A guerra é oficial, acontece em plena democracia. A polícia paulistana é uma das que mais matam no mundo. Mata mais que os “bandidos” e ainda levanta e emposta a voz para falar de suas “corajosas ações” em defesa da segurança pública.
Segurança pública. O que é a segurança pública? Matar a todo e qualquer custo, mentir para a população, os fins justificam os meios, olho por olho dente por dente. Pois é, estamos em guerra e esses são os lemas de nosso Estado falido.
Essa é a triste, porém verdadeira, constatação de nossos tempos. Somos um país regado por um cada vez mais amargo e venenoso caldo de violência. Somos violentos desde a nossa descoberta, com o genocídio dos índios. Somos violentos desde a nossa colonização, com a exclusão do povo e com a escravidão. Somos violentos desde a nossa independência, com a herança de uma modernização conservadora onde realmente não há superação, apenas eco e retrocesso.
Somos violentos desde nossos anos de Ditadura Militar, com as tantas mortes injustificadas, com os muitos corpos desaparecidos, com os suicídios forjados, com as torturas vis. Com o ódio à liberdade, à igualdade. E desde então, seguimos desiguais, vivendo uma ilusão de progresso e felicidade.
Não que o Brasil esteja condenado ao destino da modernização conservadora, à desigualdade perpétua, a não ser feliz. Dirão muitos: mas nós somos muitos felizes, Deus é brasileiro, o país é o do futebol, temos o carnaval, temos as mais belas praias. Sim, somos tudo isso.
Mas não somos só isso e, mais do que tudo, somos dois. Os dois Brasis de Euclides da Cunha são reais e falam todos os dias, nunca falaram tão alto, gritam extenuados, mostram-se em cada injustiça, em cada rosto de criança sem esperança, em cada morte sem explicação, em cada mito repetido a uma população que, iludida, ainda se crê protegida pela mesma violência que a impede de ser livre, realmente livre.

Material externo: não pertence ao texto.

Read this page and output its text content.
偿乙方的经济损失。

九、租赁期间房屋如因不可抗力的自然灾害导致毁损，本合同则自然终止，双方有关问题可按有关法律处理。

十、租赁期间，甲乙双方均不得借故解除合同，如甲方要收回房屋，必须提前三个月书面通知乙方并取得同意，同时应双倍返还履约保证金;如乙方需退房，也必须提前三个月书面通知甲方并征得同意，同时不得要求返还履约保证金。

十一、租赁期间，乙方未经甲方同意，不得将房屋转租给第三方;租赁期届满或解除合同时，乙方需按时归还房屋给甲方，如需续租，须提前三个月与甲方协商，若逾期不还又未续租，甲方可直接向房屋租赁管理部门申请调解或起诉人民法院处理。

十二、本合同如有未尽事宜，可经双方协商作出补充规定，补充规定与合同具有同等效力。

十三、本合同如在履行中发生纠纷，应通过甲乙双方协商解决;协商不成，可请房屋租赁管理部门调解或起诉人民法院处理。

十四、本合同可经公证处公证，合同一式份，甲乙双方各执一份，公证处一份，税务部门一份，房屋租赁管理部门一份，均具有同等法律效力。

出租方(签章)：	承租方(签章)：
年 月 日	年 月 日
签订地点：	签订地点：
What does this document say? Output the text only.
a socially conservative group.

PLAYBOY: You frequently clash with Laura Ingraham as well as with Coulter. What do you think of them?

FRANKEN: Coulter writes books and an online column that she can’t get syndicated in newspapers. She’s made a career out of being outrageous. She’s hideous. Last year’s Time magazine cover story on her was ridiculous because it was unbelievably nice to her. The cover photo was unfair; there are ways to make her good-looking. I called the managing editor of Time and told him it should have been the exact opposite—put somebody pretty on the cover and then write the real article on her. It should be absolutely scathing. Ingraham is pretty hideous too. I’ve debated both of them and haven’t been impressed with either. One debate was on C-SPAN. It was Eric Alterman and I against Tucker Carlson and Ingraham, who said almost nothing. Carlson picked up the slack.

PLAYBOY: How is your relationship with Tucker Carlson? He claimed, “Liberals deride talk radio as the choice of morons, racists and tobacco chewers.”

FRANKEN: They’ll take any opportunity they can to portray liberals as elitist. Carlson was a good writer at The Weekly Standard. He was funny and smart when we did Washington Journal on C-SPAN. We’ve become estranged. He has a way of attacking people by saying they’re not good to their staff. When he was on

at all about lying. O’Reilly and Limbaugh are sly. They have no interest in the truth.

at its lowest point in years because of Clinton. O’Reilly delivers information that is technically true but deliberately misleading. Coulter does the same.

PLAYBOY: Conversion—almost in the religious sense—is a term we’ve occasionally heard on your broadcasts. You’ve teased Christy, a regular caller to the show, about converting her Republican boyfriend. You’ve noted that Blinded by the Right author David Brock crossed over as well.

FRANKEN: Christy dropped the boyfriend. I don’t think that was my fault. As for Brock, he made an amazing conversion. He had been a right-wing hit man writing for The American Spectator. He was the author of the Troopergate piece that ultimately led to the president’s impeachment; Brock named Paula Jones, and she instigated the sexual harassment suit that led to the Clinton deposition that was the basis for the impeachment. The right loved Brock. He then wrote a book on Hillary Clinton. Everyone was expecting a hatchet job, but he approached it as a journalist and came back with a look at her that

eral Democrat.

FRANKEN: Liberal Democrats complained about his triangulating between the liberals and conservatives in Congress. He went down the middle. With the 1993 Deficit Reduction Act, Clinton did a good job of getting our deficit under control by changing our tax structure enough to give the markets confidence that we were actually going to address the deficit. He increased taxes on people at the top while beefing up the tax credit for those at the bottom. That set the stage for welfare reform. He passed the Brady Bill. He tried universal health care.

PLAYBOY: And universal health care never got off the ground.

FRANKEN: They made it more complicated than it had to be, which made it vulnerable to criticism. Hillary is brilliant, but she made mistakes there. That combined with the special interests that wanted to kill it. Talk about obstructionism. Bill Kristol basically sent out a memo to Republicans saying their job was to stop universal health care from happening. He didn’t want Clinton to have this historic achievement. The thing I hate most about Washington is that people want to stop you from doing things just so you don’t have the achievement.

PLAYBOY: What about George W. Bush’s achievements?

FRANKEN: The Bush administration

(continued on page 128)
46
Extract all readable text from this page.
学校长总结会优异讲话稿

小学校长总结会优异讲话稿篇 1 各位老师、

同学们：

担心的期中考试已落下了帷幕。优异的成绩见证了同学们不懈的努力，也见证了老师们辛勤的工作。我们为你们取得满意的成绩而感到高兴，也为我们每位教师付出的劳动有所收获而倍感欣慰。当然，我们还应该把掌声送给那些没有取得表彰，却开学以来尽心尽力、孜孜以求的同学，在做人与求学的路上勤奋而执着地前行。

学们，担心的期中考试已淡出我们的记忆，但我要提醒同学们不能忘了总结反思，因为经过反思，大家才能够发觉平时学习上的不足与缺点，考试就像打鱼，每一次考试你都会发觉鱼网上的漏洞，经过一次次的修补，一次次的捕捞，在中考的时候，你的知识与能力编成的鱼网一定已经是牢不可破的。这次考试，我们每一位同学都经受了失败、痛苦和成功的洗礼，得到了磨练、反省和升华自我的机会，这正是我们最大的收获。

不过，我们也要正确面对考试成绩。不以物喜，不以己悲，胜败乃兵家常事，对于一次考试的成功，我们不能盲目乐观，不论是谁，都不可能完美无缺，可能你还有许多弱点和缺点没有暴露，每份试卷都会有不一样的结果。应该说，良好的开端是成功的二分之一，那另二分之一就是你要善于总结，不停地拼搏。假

Assim, eu pergunto. Somos livres? Somos uma democracia? É democrático o estado que mata de forma injustificada, como fez a polícia de São Paulo? Que expulsa a população de suas casas, como fez a mesma com o caso Pinheirinho? Que engana a população, como fez o governador do Estado ao dizer que os fatos serão apurados depois de elogiar a ação com uma frase típica de líderes autoritários: “quem não reagiu está vivo”?
Onde está a diferença entre a vítima e o algoz? Por isso digo, estamos em guerra e, o que é ainda pior, ela não acontece mais porque o estado é de exceção, como acontecia na época da Ditadura, onde se matava e não era preciso dar muita explicação, um simples “tudo será apurado” e uma história inventada já resolvia a questão. Não havia imprensa livre, nem investigação.
Agora, em tese, viveríamos em um estado democrático. A imprensa é livre, os poderes estão aí para fiscalizar uns aos outros, a voz do povo é soberana, o governo é do povo. Ocorre-me pensar em Walter Benjamim quando ele diz em suas Teses sobre o Conceito de História que o estado de exceção no qual vivemos é a regra e que a verdadeira revolução seria aquela que instaurasse o real estado de exceção, onde não haveria mais a dominação de uma classe por outra.
Não vivi em uma Ditadura e não posso dizer o quanto Benjamin estaria sendo injusto com as nossas tão estimadas liberdades, arduamente conquistadas, no entanto, uma coisa creio que posso afirmar. Se hoje a realidade brasileira é bem melhor do que aquela dos anos de chumbo, ela, sem dúvida, está impregnada com a herança de violência, injustiça, repressão e desigualdade deixada não só por eles, mas por toda nossa história.
A mancha de sangue ainda cheira e cheira mal. E agora, lembrando Clarice Lispector, ainda precisamos de treze tiros para matar, para extirpar todo nosso ódio. Um não é suficiente. E assim morrem meninos nas esquinas pobres, filhos, mulheres, bandidos… Assim morremos todos nós, um pouco por dia, presos em nossa liberdade.